Discounts for Company Investments in Green Energy
New Rate Hikes Proposed by EAC Under Review by CERA
The Cyprus Electricity Authority (EAC) has submitted new rate hike proposals to the Cyprus Energy Regulatory Authority (CERA) for examination. These proposed increases are significantly lower compared to last year's request, as mentioned by Andreas Poulikkas, the President of CERA, during the discussion of CERA's 2024 budget at the Parliamentary Finance Committee.
Mr. Poulikkas reminded that last year, the EAC had submitted a request that would have resulted in a 25% increase in the final kilowatt-hour price, which was rejected by CERA. He added that currently, CERA is examining the pricing for 2024, which, as he stated, are considerably reduced compared to last year.
However, the EAC has appealed to the court over CERA's rejection of its request from last year. If EAC wins the case, consumers will bear the cost of a 25% increase on the kilowatt-hour.
Regarding the cost of greenhouse gases, which influences the rising price of electricity, Mr. Poulikkas stated that it is currently estimated between 70 and 90 euros per ton. However, he noted that this cost is expected to continually rise until 2030, depending on the need for investments in green energy. He added that there are predictions that it could reach up to 200 euros per ton and emphasized that the only way to avoid paying for pollutants is to invest in green energy.
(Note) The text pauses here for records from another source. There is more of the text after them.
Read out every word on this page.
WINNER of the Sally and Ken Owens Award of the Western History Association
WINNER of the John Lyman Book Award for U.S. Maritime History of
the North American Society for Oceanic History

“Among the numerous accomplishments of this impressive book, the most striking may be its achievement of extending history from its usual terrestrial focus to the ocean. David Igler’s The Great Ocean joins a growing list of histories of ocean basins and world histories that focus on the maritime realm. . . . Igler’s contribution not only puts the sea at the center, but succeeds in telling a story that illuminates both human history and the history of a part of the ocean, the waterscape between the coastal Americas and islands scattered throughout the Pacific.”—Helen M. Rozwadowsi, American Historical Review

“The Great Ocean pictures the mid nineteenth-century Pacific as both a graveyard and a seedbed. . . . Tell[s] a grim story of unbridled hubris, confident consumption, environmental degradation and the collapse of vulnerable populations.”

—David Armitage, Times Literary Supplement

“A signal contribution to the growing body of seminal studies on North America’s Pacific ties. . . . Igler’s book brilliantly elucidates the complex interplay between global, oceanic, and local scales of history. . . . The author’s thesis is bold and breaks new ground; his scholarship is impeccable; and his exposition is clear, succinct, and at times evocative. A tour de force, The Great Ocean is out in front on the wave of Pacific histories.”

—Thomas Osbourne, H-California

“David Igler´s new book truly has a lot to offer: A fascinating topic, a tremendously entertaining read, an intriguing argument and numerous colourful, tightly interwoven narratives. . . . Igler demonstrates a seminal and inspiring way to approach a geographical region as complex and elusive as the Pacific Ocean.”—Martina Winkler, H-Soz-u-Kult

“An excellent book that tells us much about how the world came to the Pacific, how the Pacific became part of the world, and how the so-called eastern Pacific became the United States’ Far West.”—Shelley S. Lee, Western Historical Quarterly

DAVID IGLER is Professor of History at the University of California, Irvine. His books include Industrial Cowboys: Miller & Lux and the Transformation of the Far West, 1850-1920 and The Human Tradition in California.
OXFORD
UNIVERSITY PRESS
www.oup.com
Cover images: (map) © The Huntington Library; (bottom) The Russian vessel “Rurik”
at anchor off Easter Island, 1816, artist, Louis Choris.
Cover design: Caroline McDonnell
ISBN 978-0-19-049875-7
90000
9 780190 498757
Responding to questions from the MPs, Mr. Poulikkas advocated for the taxation of unexpected profits due to energy price increases, provided these are not reinvested in green development.
Regarding the hydrogen market, he mentioned that CERA is progressing with the regulatory framework for this market, as it has prepared for natural gas and electrical connections. However, he clarified that the state is responsible for formulating strategies in each sector.
On Renewable Energy Sources storage systems, the President of CERA highlighted their importance in making RES reliable. So far, he said, CERA has licensed storage systems for about 200 MW of RES and expressed hope for their advancement.
He also emphasized the importance of consulting services for CERA, to transfer necessary expertise to its staff, and noted that once the training of the staff is completed, these services will cease.
Additionally, in the Committee, the discussion began on the bill approved by the Council of Ministers on May 31, for tax deductions on capital expenditures by companies aimed at energy upgrading and energy saving. The expenditures will apply to the fiscal years 2023-2025.
Specifically, for improving the energy efficiency of buildings, an increased capital allowance of 7% instead of the current 3% is granted on certain capital expenditures. The representative of the Ministry of Finance explained that these would be amortized over 14 years instead of 30.
Furthermore, for investments in machinery and equipment related to RES systems and technical systems improving energy efficiency, an increased capital allowance of 20% instead of 10% is granted under the existing legal framework on capital expenditures. This includes insulation of water pipes, energy recovery systems, purchase of photovoltaic systems, and energy storage batteries. These investments will be amortized over 5 years instead of 10.
Also, for new commercial electric vehicles, as well as taxis and buses, an increased capital allowance of 25% is granted, up from the current 20%.
Additionally, expenses incurred for the energy upgrading study of businesses, or for issuing an energy-saving certificate, are deductible from taxable income.
These incentives, according to the Ministry of Finance, combined with plans from the Ministry of Energy and the Ministry of Transport, are expected to significantly contribute to reducing operational expenses of businesses in the short and long term, and also to Cyprus's green energy goals.
Interested parties suggested including electric vehicle charging stations in the deductions. There was also a proposal for the incentives to start in 2024 and end in 2026.
The fiscal impact of the measure is expected to be around 600,000 euros.